The proprietors, who had encouraged the Huguenots and other refugees to settle in South Carolina, were horrified at the emergence of this raw ethnic hatred. By word and deed they did what they could to support the Huguenots from three thousand miles away. …The controversy continued to simmer until the Commons House passed its own naturalization act in 1697 granting aliens “all the rights, privileges, powers and immunities whatsoever, which any person born of English parents may, can, might, could, or of right ought to have, use and enjoy.” While the act only applied to those who had petitioned for citizenship, it set a precedent for assimilation.
Most subsequent French immigrants – and most others – did not have to undergo the tribulations that the Huguenots had been forced to endure during the early proprietary years.
Dr Edgar then goes on to discuss an exception to the above trend – the unfortunate experience of the 1,023 Acadians who were relocated by the British government to South Carolina in the 1750s. They were scattered through the various parishes, generally ill-received by Carolinians and within a year their numbers had been diminished to about one third of their original number due to disease and emigration.
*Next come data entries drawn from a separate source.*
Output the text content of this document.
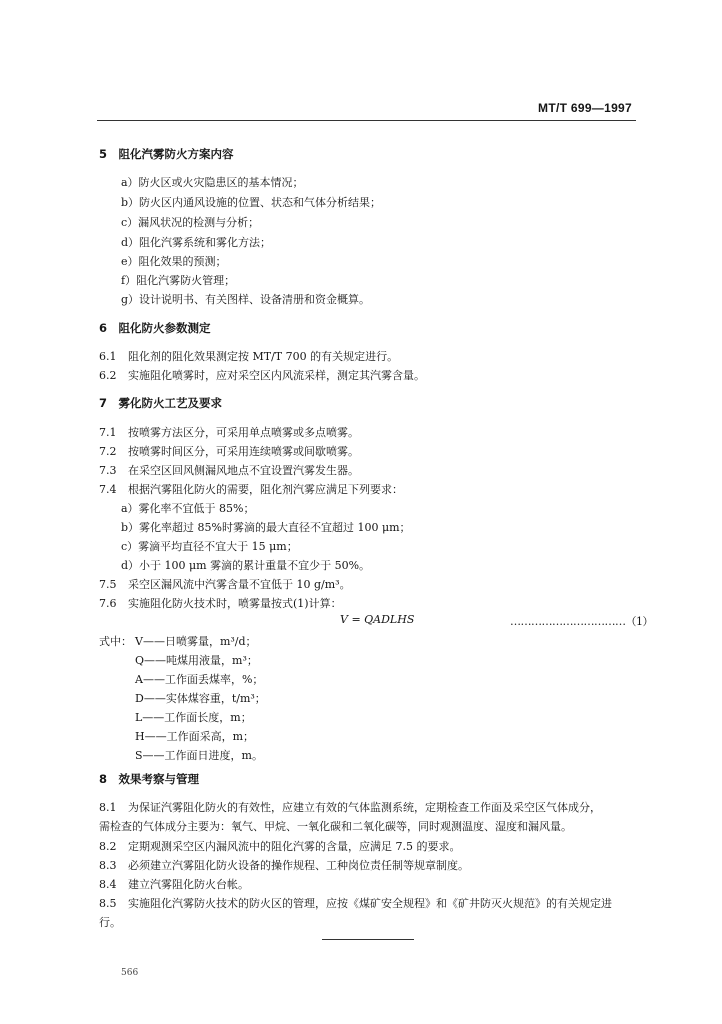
MT/T 699—1997
5　阻化汽雾防火方案内容
a）防火区或火灾隐患区的基本情况；
b）防火区内通风设施的位置、状态和气体分析结果；
c）漏风状况的检测与分析；
d）阻化汽雾系统和雾化方法；
e）阻化效果的预测；
f）阻化汽雾防火管理；
g）设计说明书、有关图样、设备清册和资金概算。
6　阻化防火参数测定
6.1 阻化剂的阻化效果测定按 MT/T 700 的有关规定进行。
6.2 实施阻化喷雾时，应对采空区内风流采样，测定其汽雾含量。
7　雾化防火工艺及要求
7.1 按喷雾方法区分，可采用单点喷雾或多点喷雾。
7.2 按喷雾时间区分，可采用连续喷雾或间歇喷雾。
7.3 在采空区回风侧漏风地点不宜设置汽雾发生器。
7.4 根据汽雾阻化防火的需要，阻化剂汽雾应满足下列要求：
a）雾化率不宜低于 85%；
b）雾化率超过 85%时雾滴的最大直径不宜超过 100 μm；
c）雾滴平均直径不宜大于 15 μm；
d）小于 100 μm 雾滴的累计重量不宜少于 50%。
7.5 采空区漏风流中汽雾含量不宜低于 10 g/m³。
7.6 实施阻化防火技术时，喷雾量按式(1)计算：
V = QADLHS	……………………………（1）
式中： V——日喷雾量，m³/d；
Q——吨煤用液量，m³；
A——工作面丢煤率，%；
D——实体煤容重，t/m³；
L——工作面长度，m；
H——工作面采高，m；
S——工作面日进度，m。
8　效果考察与管理
8.1 为保证汽雾阻化防火的有效性，应建立有效的气体监测系统，定期检查工作面及采空区气体成分，
需检查的气体成分主要为：氧气、甲烷、一氧化碳和二氧化碳等，同时观测温度、湿度和漏风量。
8.2 定期观测采空区内漏风流中的阻化汽雾的含量，应满足 7.5 的要求。
8.3 必须建立汽雾阻化防火设备的操作规程、工种岗位责任制等规章制度。
8.4 建立汽雾阻化防火台帐。
8.5 实施阻化汽雾防火技术的防火区的管理，应按《煤矿安全规程》和《矿井防灭火规范》的有关规定进
行。
566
…By the 1730s the Huguenots had begun to abandon their language and customs and to merge with the English majority. They were no longer as alien as they once had been. The more they became assimilated, the more successful they became. Later French immigrants settled on the frontier away from the centers of population and, for a while, clung to their own ways. Then they, too, married their neighbors whether or not they were French. In Charleston no one really cared whether backwoods French or German settlers kept their “alien” culture and language. Out of sight and earshot, they were supposed to be the colony’s first line of defense against the Indians.





















Great article.
While many of my ancestors were Scotch Irish, English, and some German, the main bunch on one side of my family were French Huguenots (I never knew this until this past year).
For me personally, this is a very interesting article. Many of the French Huguenots were skilled people, and they brought those skills to either England or England and then the New World. The French Huguenots were definitely a group that benefited the Americas, and I’m proud to say my direct ancestors were part of that group!